Aurelianticaurelio, Lo Monaco: «Obiettivo? Lavorare sin dal primo giorno di raduno»

Eccellenza Lazio
18.06.2024 22:45 di  Elena Carzaniga   vedi letture
Aurelianticaurelio, Lo Monaco: «Obiettivo? Lavorare sin dal primo giorno di raduno»

Lunga intervista rilasciata ai canali ufficiali del club per il nuovo tecnico dell'Aurelianticaurelio, Daniele Lo Monaco. Dichiarazioni a trecentosessanta gradi per l'allenatore che ha parlato davvero di tutto.

Daniele Lo Monaco è il nuovo allenatore dell’Aurelianticaurelio in Eccellenza: che sensazioni prova e che emozioni ha sentito nell’accettare questa nuova avventura?

“Sensazioni bellissime, emozioni indescrivibili. L'anno scorso non ho avuto la possibilità di accettare qualche offerta che mi era stata recapitata: per motivi geografici, per gli orari di allenamento o per l'offerta tecnica poco credibile. Il mio lavoro è abbastanza impegnativo e non sono riuscito a conciliare tutto. Così ho preferito riposare un po', staccarmi, andare a vedere le partite, studiare. Finiti i campionati mi sono messo alla finestra a vedere se ancora qualcuno poteva ricordarsi di me con qualche proposta compatibile con i miei impegni e per fortuna ho ricevuto qualche telefonata.
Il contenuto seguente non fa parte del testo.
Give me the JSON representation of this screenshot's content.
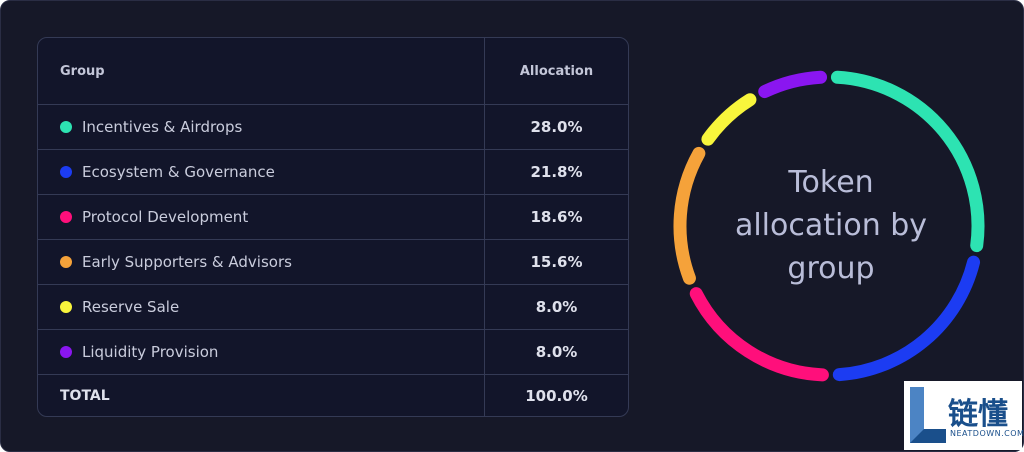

E quando mi è stata prospettata la possibilità di allenare l'Aurelianticaurelio non ci ho pensato due volte. È bastato il primo incontro con Perugini e Maravalli per stringere loro la mano e assumere l'impegno, prima ancora di firmare. Il presupposto principale per poter fare un buon lavoro è la serietà di chi dirige la società. Di loro avevo sempre sentito parlar bene, dopo averli conosciuti ho capito perché. Ecco perché non ho avuto dubbi. Ecco perché oggi sono così felice”.

L’anno scorso la prima squadra si è ben distinta creando un perfetto mix tra giovani e grandi: quali sono gli obiettivi e i programmi della stagione 2024/2025?
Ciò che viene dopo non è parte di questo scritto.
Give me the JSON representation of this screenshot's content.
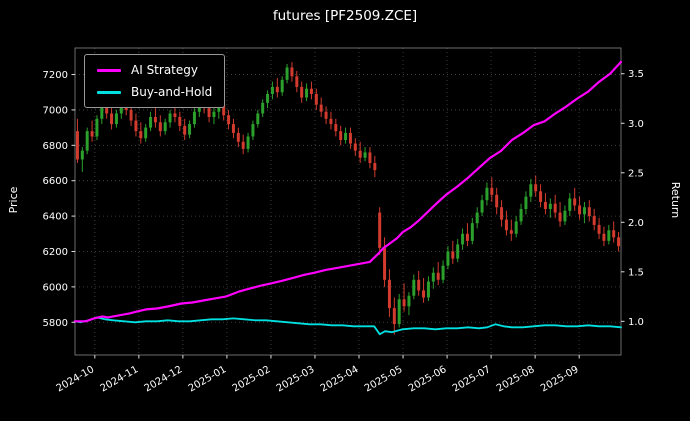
{
  "title": "futures [PF2509.ZCE]",
  "chart_data": {
    "type": "candlestick+line",
    "title": "futures [PF2509.ZCE]",
    "background": "#000000",
    "grid": true,
    "x_tick_labels": [
      "2024-10",
      "2024-11",
      "2024-12",
      "2025-01",
      "2025-02",
      "2025-03",
      "2025-04",
      "2025-05",
      "2025-06",
      "2025-07",
      "2025-08",
      "2025-09"
    ],
    "price_axis": {
      "label": "Price",
      "ticks": [
        5800,
        6000,
        6200,
        6400,
        6600,
        6800,
        7000,
        7200
      ],
      "range": [
        5615,
        7350
      ]
    },
    "return_axis": {
      "label": "Return",
      "ticks": [
        1.0,
        1.5,
        2.0,
        2.5,
        3.0,
        3.5
      ],
      "range": [
        0.66,
        3.76
      ]
    },
    "candle_colors": {
      "up": "#2ca02c",
      "down": "#d23b2e"
    },
    "legend": [
      {
        "label": "AI Strategy",
        "color": "#ff00ff"
      },
      {
        "label": "Buy-and-Hold",
        "color": "#00e0e0"
      }
    ],
    "candles": [
      [
        6880,
        6950,
        6700,
        6720
      ],
      [
        6720,
        6790,
        6650,
        6770
      ],
      [
        6770,
        6900,
        6750,
        6880
      ],
      [
        6880,
        6940,
        6820,
        6850
      ],
      [
        6850,
        6970,
        6830,
        6950
      ],
      [
        6950,
        7060,
        6920,
        7030
      ],
      [
        7030,
        7070,
        6950,
        6980
      ],
      [
        6980,
        7010,
        6890,
        6920
      ],
      [
        6920,
        7000,
        6900,
        6980
      ],
      [
        6980,
        7060,
        6950,
        7040
      ],
      [
        7040,
        7080,
        6970,
        7000
      ],
      [
        7000,
        7030,
        6910,
        6940
      ],
      [
        6940,
        6980,
        6850,
        6880
      ],
      [
        6880,
        6930,
        6810,
        6840
      ],
      [
        6840,
        6920,
        6820,
        6900
      ],
      [
        6900,
        6990,
        6880,
        6960
      ],
      [
        6960,
        7010,
        6900,
        6930
      ],
      [
        6930,
        6970,
        6850,
        6880
      ],
      [
        6880,
        6950,
        6860,
        6930
      ],
      [
        6930,
        7000,
        6900,
        6980
      ],
      [
        6980,
        7040,
        6930,
        6960
      ],
      [
        6960,
        6990,
        6880,
        6910
      ],
      [
        6910,
        6950,
        6830,
        6860
      ],
      [
        6860,
        6940,
        6840,
        6920
      ],
      [
        6920,
        7010,
        6900,
        6990
      ],
      [
        6990,
        7080,
        6960,
        7050
      ],
      [
        7050,
        7090,
        6980,
        7010
      ],
      [
        7010,
        7040,
        6930,
        6960
      ],
      [
        6960,
        7020,
        6920,
        6990
      ],
      [
        6990,
        7060,
        6950,
        7030
      ],
      [
        7030,
        7060,
        6940,
        6970
      ],
      [
        6970,
        7000,
        6890,
        6920
      ],
      [
        6920,
        6950,
        6840,
        6870
      ],
      [
        6870,
        6900,
        6790,
        6820
      ],
      [
        6820,
        6860,
        6750,
        6780
      ],
      [
        6780,
        6870,
        6760,
        6850
      ],
      [
        6850,
        6940,
        6830,
        6920
      ],
      [
        6920,
        7000,
        6900,
        6980
      ],
      [
        6980,
        7060,
        6960,
        7040
      ],
      [
        7040,
        7110,
        7010,
        7090
      ],
      [
        7090,
        7160,
        7060,
        7130
      ],
      [
        7130,
        7180,
        7070,
        7100
      ],
      [
        7100,
        7190,
        7080,
        7170
      ],
      [
        7170,
        7260,
        7150,
        7240
      ],
      [
        7240,
        7270,
        7160,
        7190
      ],
      [
        7190,
        7220,
        7100,
        7130
      ],
      [
        7130,
        7160,
        7040,
        7070
      ],
      [
        7070,
        7150,
        7050,
        7120
      ],
      [
        7120,
        7160,
        7060,
        7090
      ],
      [
        7090,
        7120,
        7000,
        7030
      ],
      [
        7030,
        7070,
        6960,
        6990
      ],
      [
        6990,
        7020,
        6920,
        6950
      ],
      [
        6950,
        6990,
        6890,
        6920
      ],
      [
        6920,
        6950,
        6850,
        6880
      ],
      [
        6880,
        6910,
        6800,
        6830
      ],
      [
        6830,
        6900,
        6810,
        6870
      ],
      [
        6870,
        6900,
        6780,
        6810
      ],
      [
        6810,
        6840,
        6740,
        6770
      ],
      [
        6770,
        6820,
        6700,
        6730
      ],
      [
        6730,
        6790,
        6710,
        6760
      ],
      [
        6760,
        6790,
        6670,
        6700
      ],
      [
        6700,
        6740,
        6620,
        6660
      ],
      [
        6420,
        6450,
        6180,
        6220
      ],
      [
        6220,
        6280,
        6000,
        6040
      ],
      [
        6040,
        6100,
        5830,
        5880
      ],
      [
        5880,
        5940,
        5730,
        5790
      ],
      [
        5790,
        5960,
        5770,
        5930
      ],
      [
        5930,
        6020,
        5860,
        5890
      ],
      [
        5890,
        5970,
        5840,
        5950
      ],
      [
        5950,
        6070,
        5930,
        6040
      ],
      [
        6040,
        6090,
        5950,
        5980
      ],
      [
        5980,
        6050,
        5910,
        5940
      ],
      [
        5940,
        6060,
        5920,
        6030
      ],
      [
        6030,
        6110,
        5990,
        6080
      ],
      [
        6080,
        6140,
        6010,
        6040
      ],
      [
        6040,
        6150,
        6020,
        6120
      ],
      [
        6120,
        6230,
        6100,
        6200
      ],
      [
        6200,
        6260,
        6130,
        6160
      ],
      [
        6160,
        6270,
        6140,
        6240
      ],
      [
        6240,
        6330,
        6210,
        6300
      ],
      [
        6300,
        6360,
        6230,
        6260
      ],
      [
        6260,
        6390,
        6240,
        6360
      ],
      [
        6360,
        6450,
        6330,
        6420
      ],
      [
        6420,
        6520,
        6400,
        6490
      ],
      [
        6490,
        6590,
        6460,
        6560
      ],
      [
        6560,
        6620,
        6480,
        6520
      ],
      [
        6520,
        6560,
        6410,
        6450
      ],
      [
        6450,
        6490,
        6340,
        6380
      ],
      [
        6380,
        6430,
        6290,
        6320
      ],
      [
        6320,
        6380,
        6260,
        6300
      ],
      [
        6300,
        6400,
        6280,
        6370
      ],
      [
        6370,
        6470,
        6350,
        6440
      ],
      [
        6440,
        6540,
        6410,
        6510
      ],
      [
        6510,
        6610,
        6480,
        6580
      ],
      [
        6580,
        6630,
        6510,
        6540
      ],
      [
        6540,
        6580,
        6450,
        6480
      ],
      [
        6480,
        6530,
        6410,
        6440
      ],
      [
        6440,
        6500,
        6390,
        6470
      ],
      [
        6470,
        6520,
        6390,
        6420
      ],
      [
        6420,
        6480,
        6340,
        6370
      ],
      [
        6370,
        6460,
        6350,
        6430
      ],
      [
        6430,
        6530,
        6400,
        6500
      ],
      [
        6500,
        6560,
        6430,
        6460
      ],
      [
        6460,
        6510,
        6380,
        6410
      ],
      [
        6410,
        6480,
        6360,
        6450
      ],
      [
        6450,
        6490,
        6370,
        6400
      ],
      [
        6400,
        6440,
        6320,
        6350
      ],
      [
        6350,
        6390,
        6270,
        6300
      ],
      [
        6300,
        6340,
        6230,
        6260
      ],
      [
        6260,
        6350,
        6240,
        6320
      ],
      [
        6320,
        6370,
        6250,
        6280
      ],
      [
        6280,
        6310,
        6200,
        6230
      ]
    ],
    "series": [
      {
        "name": "AI Strategy",
        "color": "#ff00ff",
        "width": 2.2,
        "points": [
          [
            0.0,
            1.0
          ],
          [
            0.02,
            1.0
          ],
          [
            0.035,
            1.03
          ],
          [
            0.05,
            1.05
          ],
          [
            0.06,
            1.04
          ],
          [
            0.08,
            1.06
          ],
          [
            0.1,
            1.08
          ],
          [
            0.114,
            1.1
          ],
          [
            0.13,
            1.12
          ],
          [
            0.15,
            1.13
          ],
          [
            0.17,
            1.15
          ],
          [
            0.195,
            1.18
          ],
          [
            0.215,
            1.19
          ],
          [
            0.235,
            1.21
          ],
          [
            0.255,
            1.23
          ],
          [
            0.276,
            1.25
          ],
          [
            0.3,
            1.3
          ],
          [
            0.32,
            1.33
          ],
          [
            0.34,
            1.36
          ],
          [
            0.357,
            1.38
          ],
          [
            0.38,
            1.41
          ],
          [
            0.4,
            1.44
          ],
          [
            0.42,
            1.47
          ],
          [
            0.438,
            1.49
          ],
          [
            0.46,
            1.52
          ],
          [
            0.48,
            1.54
          ],
          [
            0.5,
            1.56
          ],
          [
            0.52,
            1.58
          ],
          [
            0.54,
            1.6
          ],
          [
            0.555,
            1.68
          ],
          [
            0.565,
            1.74
          ],
          [
            0.575,
            1.78
          ],
          [
            0.59,
            1.84
          ],
          [
            0.6,
            1.9
          ],
          [
            0.615,
            1.95
          ],
          [
            0.63,
            2.02
          ],
          [
            0.645,
            2.1
          ],
          [
            0.66,
            2.18
          ],
          [
            0.68,
            2.28
          ],
          [
            0.7,
            2.36
          ],
          [
            0.72,
            2.45
          ],
          [
            0.74,
            2.55
          ],
          [
            0.76,
            2.65
          ],
          [
            0.78,
            2.72
          ],
          [
            0.8,
            2.83
          ],
          [
            0.82,
            2.9
          ],
          [
            0.84,
            2.98
          ],
          [
            0.86,
            3.02
          ],
          [
            0.88,
            3.1
          ],
          [
            0.9,
            3.17
          ],
          [
            0.92,
            3.25
          ],
          [
            0.94,
            3.32
          ],
          [
            0.96,
            3.42
          ],
          [
            0.98,
            3.5
          ],
          [
            1.0,
            3.62
          ]
        ]
      },
      {
        "name": "Buy-and-Hold",
        "color": "#00e0e0",
        "width": 1.8,
        "points": [
          [
            0.0,
            1.0
          ],
          [
            0.01,
            0.99
          ],
          [
            0.025,
            1.01
          ],
          [
            0.04,
            1.04
          ],
          [
            0.055,
            1.02
          ],
          [
            0.07,
            1.01
          ],
          [
            0.09,
            1.0
          ],
          [
            0.11,
            0.99
          ],
          [
            0.13,
            1.0
          ],
          [
            0.15,
            1.0
          ],
          [
            0.17,
            1.01
          ],
          [
            0.19,
            1.0
          ],
          [
            0.21,
            1.0
          ],
          [
            0.23,
            1.01
          ],
          [
            0.25,
            1.02
          ],
          [
            0.27,
            1.02
          ],
          [
            0.29,
            1.03
          ],
          [
            0.31,
            1.02
          ],
          [
            0.33,
            1.01
          ],
          [
            0.35,
            1.01
          ],
          [
            0.37,
            1.0
          ],
          [
            0.39,
            0.99
          ],
          [
            0.41,
            0.98
          ],
          [
            0.43,
            0.97
          ],
          [
            0.45,
            0.97
          ],
          [
            0.47,
            0.96
          ],
          [
            0.49,
            0.96
          ],
          [
            0.51,
            0.95
          ],
          [
            0.53,
            0.95
          ],
          [
            0.548,
            0.95
          ],
          [
            0.558,
            0.87
          ],
          [
            0.568,
            0.9
          ],
          [
            0.58,
            0.89
          ],
          [
            0.6,
            0.92
          ],
          [
            0.62,
            0.93
          ],
          [
            0.64,
            0.93
          ],
          [
            0.66,
            0.92
          ],
          [
            0.68,
            0.93
          ],
          [
            0.7,
            0.93
          ],
          [
            0.72,
            0.94
          ],
          [
            0.74,
            0.93
          ],
          [
            0.755,
            0.94
          ],
          [
            0.77,
            0.97
          ],
          [
            0.785,
            0.95
          ],
          [
            0.8,
            0.94
          ],
          [
            0.82,
            0.94
          ],
          [
            0.84,
            0.95
          ],
          [
            0.86,
            0.96
          ],
          [
            0.88,
            0.96
          ],
          [
            0.9,
            0.95
          ],
          [
            0.92,
            0.95
          ],
          [
            0.94,
            0.96
          ],
          [
            0.96,
            0.95
          ],
          [
            0.98,
            0.95
          ],
          [
            1.0,
            0.94
          ]
        ]
      }
    ]
  }
}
“Dev'essere stato il destino a portarmi nella scorsa stagione a vedere tante volte proprio le partite dell'Aurelianticaurelio. Sapevo che era una buona società, era allenata da un allenatore bravo come Andrea Zappavigna, e conoscevo bene il direttore sportivo Giuseppe Zazzara. In più in organico avevano ragazzi che avevo allenato e altri che avrei voluto allenare (e in passato c'ero andato vicino). Così mi sono spesso ritrovato sulle tribune dello Sbardella a guardare le loro partite. Nella prima parte di stagione hanno avuto un cammino prodigioso, ritrovarsi in testa alla classifica dopo 15 partite non può essere casuale.
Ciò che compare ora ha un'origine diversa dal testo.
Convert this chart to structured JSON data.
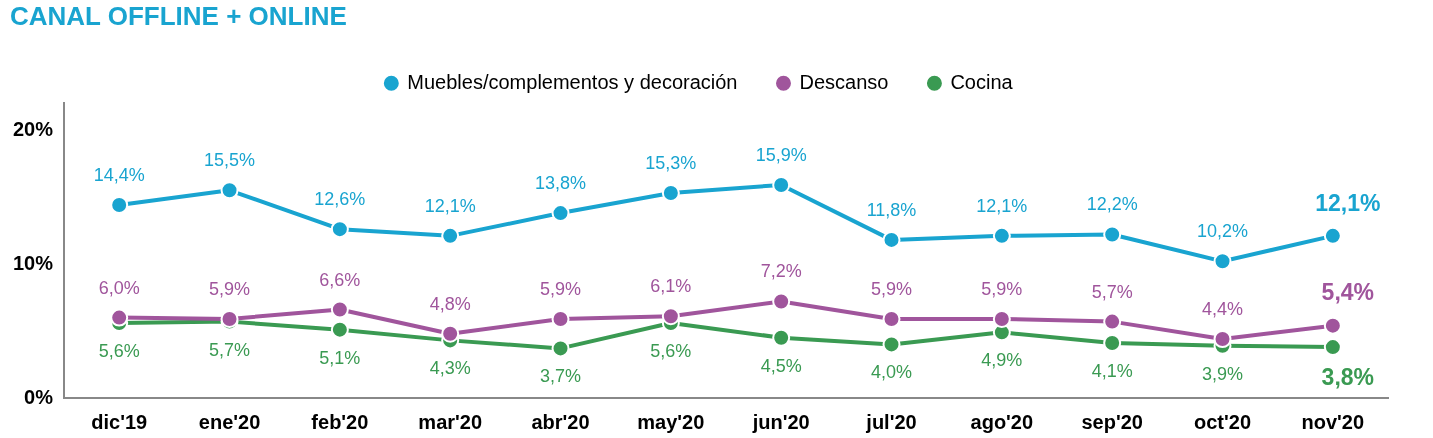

Poi hanno avuto un calo determinato anche dalle conseguenze di una partita turbolenta e nel finale di stagione forse hanno un po' staccato la spina per mancanza di stimoli. Ma resta comunque un ottimo campionato. Per quest'anno, con i dirigenti e con il nuovo direttore sportivo, Claudio Carelli, abbiamo condiviso un progetto differente. E in controtendenza rispetto alle decisioni della Lega di togliere il vincolo degli under, affiancheremo al nucleo storico e a chi vorrà restare a lottare con noi qualche giovane di prospettiva. L'obiettivo? Risentiamoci a settembre per questa domanda. L'unico obiettivo che vedo adesso è lavorare con serietà sul campo sin dal primo giorno di raduno”.

Quale è il sogno nel cassetto di Daniele Lo Monaco nel mondo del calcio?

“Non mi sono mai dato obiettivi a lunga scadenza da quando ho cominciato ad allenare. È arrivato tutto per logica conseguenza, un traguardo dopo l'altro, una stagione dopo l'altra. E la cosa bella, che smentisce un luogo comune assai diffuso nel calcio, è che ho avuto apprezzamenti anche dopo una retrocessione. Non è vero dunque che contano solo i risultati. Contano la serietà sul campo e fuori dal campo, la proposta tecnica, il legame che si crea con i dirigenti e con i ragazzi, il rispetto per lo stemma del club che si porta sul petto, e certamente contano anche i risultati. Ma non è vero che sono l'unico parametro.

Se oggi sono in una società seria e ambiziosa come questa è perché in passato qualcun altro mi ha dato fiducia. Il mio ringraziamento va dunque a tutti i presidenti e i direttori che mi hanno scelto e mi hanno lasciato l'autonomia per lavorare serenamente e che ho poi lasciato sempre stringendoci la mano. Il mio sogno nel cassetto oggi? Vedere le facce felici di dirigenti, giocatori e tifosi dell'Aurelianticaurelio a fine stagione. Non riesco a guardare più in là”.